Attendees pointed to everything from marriage equality to the proliferation of rainbow flags across Salt Lake City as evidence of a welcome societal shift over the past five decades. Jackie Biskupski, the city’s first openly gay mayor, marched Sunday in the final Pride Parade of her term, and several of the candidates to replace her are also publicly gay.

But there’s still plenty of room for growth, said Beverly Stoddard, a Salt Lake City resident who watched the parade with her wife and two children.

“I wish that ... the diversity of the community could expand farther than just the urban part of Salt Lake City and would expand a little more up north and south to those communities that just kind of stay far away,” she said.
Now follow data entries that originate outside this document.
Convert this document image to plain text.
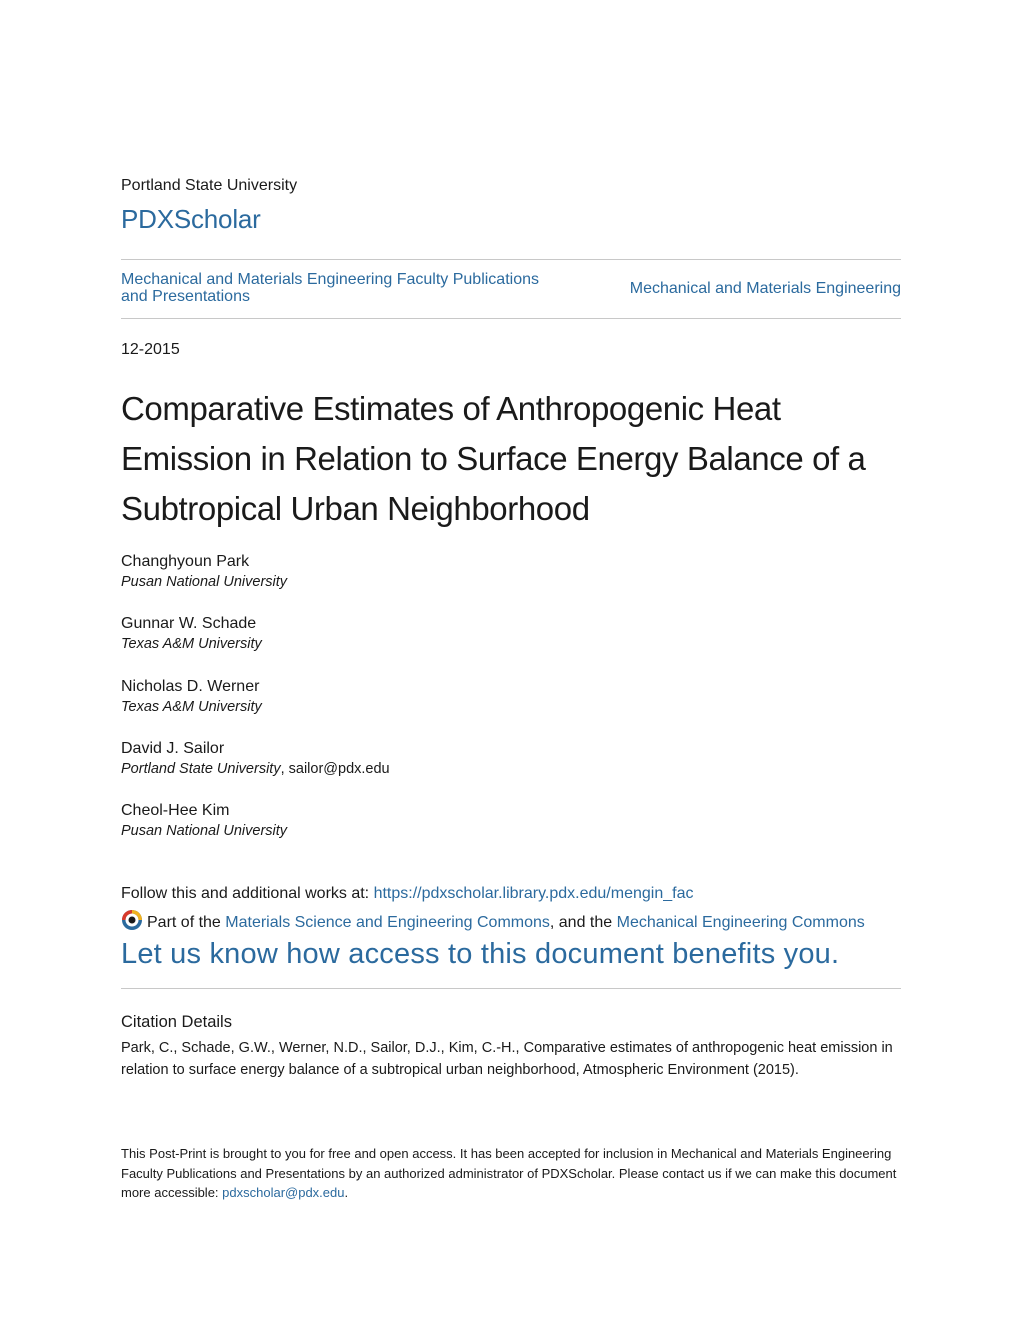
Portland State University
PDXScholar
Mechanical and Materials Engineering Faculty Publications and Presentations	Mechanical and Materials Engineering
12-2015
Comparative Estimates of Anthropogenic Heat Emission in Relation to Surface Energy Balance of a Subtropical Urban Neighborhood
Changhyoun Park
Pusan National University
Gunnar W. Schade
Texas A&M University
Nicholas D. Werner
Texas A&M University
David J. Sailor
Portland State University, sailor@pdx.edu
Cheol-Hee Kim
Pusan National University
Follow this and additional works at: https://pdxscholar.library.pdx.edu/mengin_fac
Part of the
Materials Science and Engineering Commons , and the
Mechanical Engineering Commons
Let us know how access to this document benefits you.
Citation Details
Park, C., Schade, G.W., Werner, N.D., Sailor, D.J., Kim, C.-H., Comparative estimates of anthropogenic heat emission in relation to surface energy balance of a subtropical urban neighborhood, Atmospheric Environment (2015).
This Post-Print is brought to you for free and open access. It has been accepted for inclusion in Mechanical and Materials Engineering Faculty Publications and Presentations by an authorized administrator of PDXScholar. Please contact us if we can make this document more accessible: pdxscholar@pdx.edu.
Stoddard also said that she thinks The Church of Jesus Christ of Latter-day Saints should refrain from any involvement in secular issues, especially those that affect the LGBTQ community.

Earlier this year, the church scrapped a policy that declared same-sex married couples “apostates” and generally barred their children from baptism. The reversal came as welcome news to many but was also criticized for being too little, too late.

Stoddard said she brings her children to the parade because of the sense of inclusivity and belonging that pervades the event.

Zack Wilde, who climbed to the roof of a parking garage to watch the procession, was another attendee who said the accepting atmosphere is what draws him.

“No one should feel judged here,” said Wilde, a rainbow flag draped around his shoulders. “Everyone shows their true colors, and that’s what I love most about Pride.”